Sorry if the question is very naive.
I will have to check the below condition in my code
0 < x < y
i.e code similar to if(x > 0 && x < y)
The basic problem at system level is - currently, for every call (Telecom domain terminology), my existing code is hit (many times). So performance is very very critical, Now, I need to add a check for boundary checking (at many location - but different boundary comparison at each location).
At very normal level of coding, the above comparison would look very naive without any issue. However, when added over my statistics module (which is dipped many times), performance will go down.
So I would like to know the best possible way to handle the above scenario (kind of optimal way for limits checking technique). Like for example, if bit comparison works better than normal comparison or can both the comparison be evaluation in shorter time span?
Other Info
x is unsigned integer (which must be checked to be greater than 0 and less than y).
y is unsigned integer.
y is a non-const and varies for every comparison.
Here time is the constraint compared to space.
Language - C++.
Now, later if I need to change the attribute of y to a float/double, would there be another way to optimize the check (i.e will the suggested optimal technique for integer become non-optimal solution when y is changed to float/double).
Thanks in advance for any input.
PS : OS used is SUSE 10 64 bit x64_64, AIX 5.3 64 bit, HP UX 11.1 A 64.
As always, profile first, optimize later. But, given that this is actually an issue, these could be things to look into:
"Unsigned and greater than zero" is the same as "not equal to zero", which is usually about as fast as a comparison gets.

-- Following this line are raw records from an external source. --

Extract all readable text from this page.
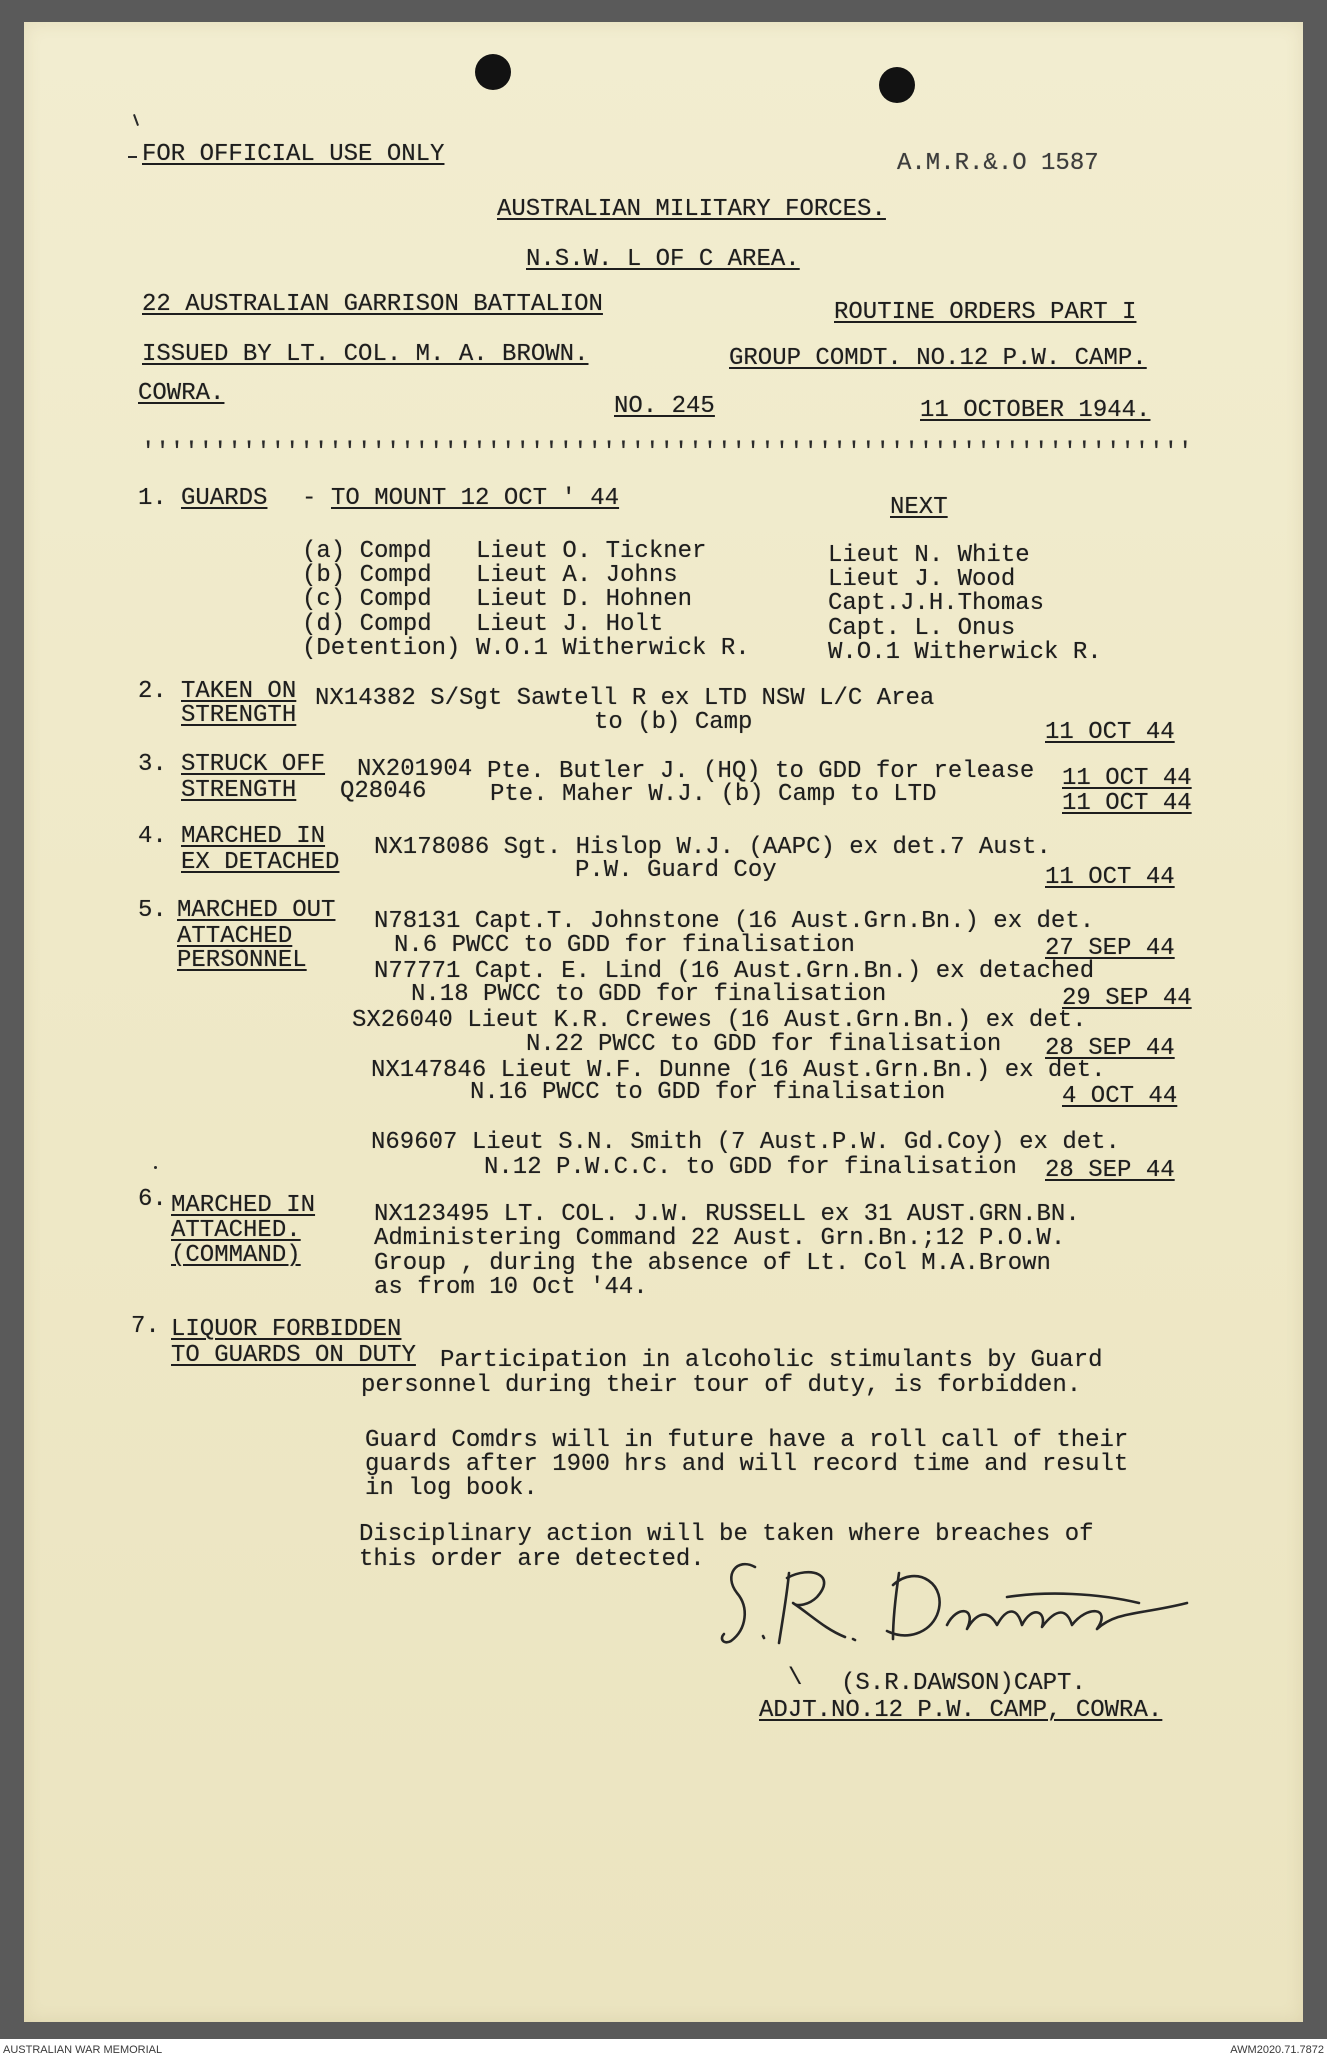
FOR OFFICIAL USE ONLY	A.M.R.&.O 1587
AUSTRALIAN MILITARY FORCES.
N.S.W. L OF C AREA.
22 AUSTRALIAN GARRISON BATTALION	ROUTINE ORDERS PART I
ISSUED BY LT. COL. M. A. BROWN.	GROUP COMDT. NO.12 P.W. CAMP.
COWRA.	NO. 245	11 OCTOBER 1944.
'''''''''''''''''''''''''''''''''''''''''''''''''''''''''''''''''''''''''
1. GUARDS - TO MOUNT 12 OCT ' 44	NEXT
(a) Compd Lieut O. Tickner	Lieut N. White
(b) Compd Lieut A. Johns	Lieut J. Wood
(c) Compd Lieut D. Hohnen	Capt.J.H.Thomas
(d) Compd Lieut J. Holt	Capt. L. Onus
(Detention) W.O.1 Witherwick R.	W.O.1 Witherwick R.
2. TAKEN ON
STRENGTH
NX14382 S/Sgt Sawtell R ex LTD NSW L/C Area
to (b) Camp	11 OCT 44
3. STRUCK OFF
STRENGTH
NX201904 Pte. Butler J. (HQ) to GDD for release 11 OCT 44
Q28046	Pte. Maher W.J. (b) Camp to LTD	11 OCT 44
4. MARCHED IN
EX DETACHED
NX178086 Sgt. Hislop W.J. (AAPC) ex det.7 Aust.
P.W. Guard Coy	11 OCT 44
5. MARCHED OUT
ATTACHED
PERSONNEL
N78131 Capt.T. Johnstone (16 Aust.Grn.Bn.) ex det.
N.6 PWCC to GDD for finalisation	27 SEP 44
N77771 Capt. E. Lind (16 Aust.Grn.Bn.) ex detached
N.18 PWCC to GDD for finalisation	29 SEP 44
SX26040 Lieut K.R. Crewes (16 Aust.Grn.Bn.) ex det.
N.22 PWCC to GDD for finalisation 28 SEP 44
NX147846 Lieut W.F. Dunne (16 Aust.Grn.Bn.) ex det.
N.16 PWCC to GDD for finalisation	4 OCT 44
N69607 Lieut S.N. Smith (7 Aust.P.W. Gd.Coy) ex det.
N.12 P.W.C.C. to GDD for finalisation 28 SEP 44
6. MARCHED IN
ATTACHED.
(COMMAND)
NX123495 LT. COL. J.W. RUSSELL ex 31 AUST.GRN.BN.
Administering Command 22 Aust. Grn.Bn.;12 P.O.W.
Group , during the absence of Lt. Col M.A.Brown
as from 10 Oct '44.
7. LIQUOR FORBIDDEN
TO GUARDS ON DUTY Participation in alcoholic stimulants by Guard
personnel during their tour of duty, is forbidden.
Guard Comdrs will in future have a roll call of their
guards after 1900 hrs and will record time and result
in log book.
Disciplinary action will be taken where breaches of
this order are detected.
\ (S.R.DAWSON)CAPT.
ADJT.NO.12 P.W. CAMP, COWRA.
AUSTRALIAN WAR MEMORIAL	AWM2020.71.7872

So a first optimization would be to do x != 0 && x < y.
Make sure that you do the comparison that is most likely to fail the first one, to maximize the gain from short circuiting.

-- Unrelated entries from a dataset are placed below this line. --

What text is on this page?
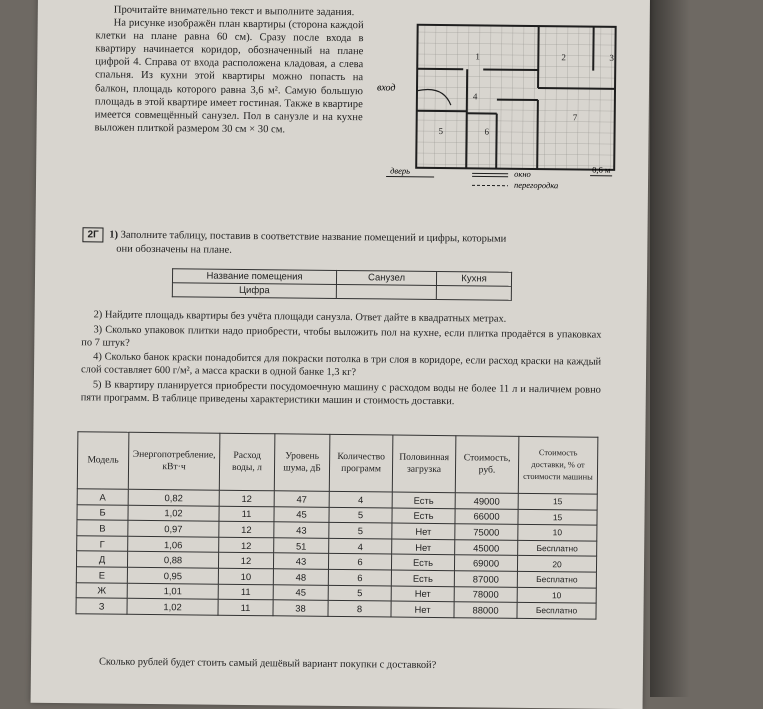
Прочитайте внимательно текст и выполните задания.

На рисунке изображён план квартиры (сторона каждой клетки на плане равна 60 см). Сразу после входа в квартиру начинается коридор, обозначенный на плане цифрой 4. Справа от входа расположена кладовая, а слева спальня. Из кухни этой квартиры можно попасть на балкон, площадь которого равна 3,6 м². Самую большую площадь в этой квартире имеет гостиная. Также в квартире имеется совмещённый санузел. Пол в санузле и на кухне выложен плиткой размером 30 см × 30 см.

вход
1	2	3
4
5	6
7
дверь	окно
перегородка
0,6 м
2Г 1) Заполните таблицу, поставив в соответствие название помещений и цифры, которыми
они обозначены на плане.
Название помещения	Санузел	Кухня
Цифра		

2) Найдите площадь квартиры без учёта площади санузла. Ответ дайте в квадратных метрах.

3) Сколько упаковок плитки надо приобрести, чтобы выложить пол на кухне, если плитка продаётся в упаковках по 7 штук?

4) Сколько банок краски понадобится для покраски потолка в три слоя в коридоре, если расход краски на каждый слой составляет 600 г/м², а масса краски в одной банке 1,3 кг?

5) В квартиру планируется приобрести посудомоечную машину с расходом воды не более 11 л и наличием ровно пяти программ. В таблице приведены характеристики машин и стоимость доставки.

Модель	Энергопотребление, кВт·ч	Расход воды, л	Уровень шума, дБ	Количество программ	Половинная загрузка	Стоимость, руб.	Стоимость доставки, % от стоимости машины
А	0,82	12	47	4	Есть	49000	15
Б	1,02	11	45	5	Есть	66000	15
В	0,97	12	43	5	Нет	75000	10
Г	1,06	12	51	4	Нет	45000	Бесплатно
Д	0,88	12	43	6	Есть	69000	20
Е	0,95	10	48	6	Есть	87000	Бесплатно
Ж	1,01	11	45	5	Нет	78000	10
З	1,02	11	38	8	Нет	88000	Бесплатно
Сколько рублей будет стоить самый дешёвый вариант покупки с доставкой?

If possible, use compiler directives to tell the compiler about the most likely code path. This will optimize instruction prefetching etc. I.e. for GCC look at something like this, done in the kernel.
I don't think tricks with subtraction and comparison against zero, etc. will be of any gain. If that is the most effective way to do a less-than comparison, you can be sure your compiler already knows about it.
This eliminates a compare and branch at the expense of two adds; it should be faster:
(x-1) < (y-1)
It works as long as y is guaranteed non-zero.
You probably don't need to change y to a float or a double; you should endeavor to stay in integer for as much as you can. Instead of representing y as seconds, try microseconds or milliseconds (depending on the resolution you need).
Anyway- I suspect you can change
if (x > 0 && x < y)
;
to
if ((unsigned int)x < (unsigned int)y)
;
but that's probably not going to actually speed anything up. Checking against zero is often one or two instructions (depending on ISA) so the read from memory is certainly the bottleneck here.
After you've profiled your code and determined that this is actually where the performance problems are, you could investigate tweaking the branch predictor, since that's somewhere a lot of time can be wasted if it's regularly mispredicting. Different compilers do it differently, but some have an intrinsic like __expect(x < 0);, which will tell the predictor to assume that's usually the case.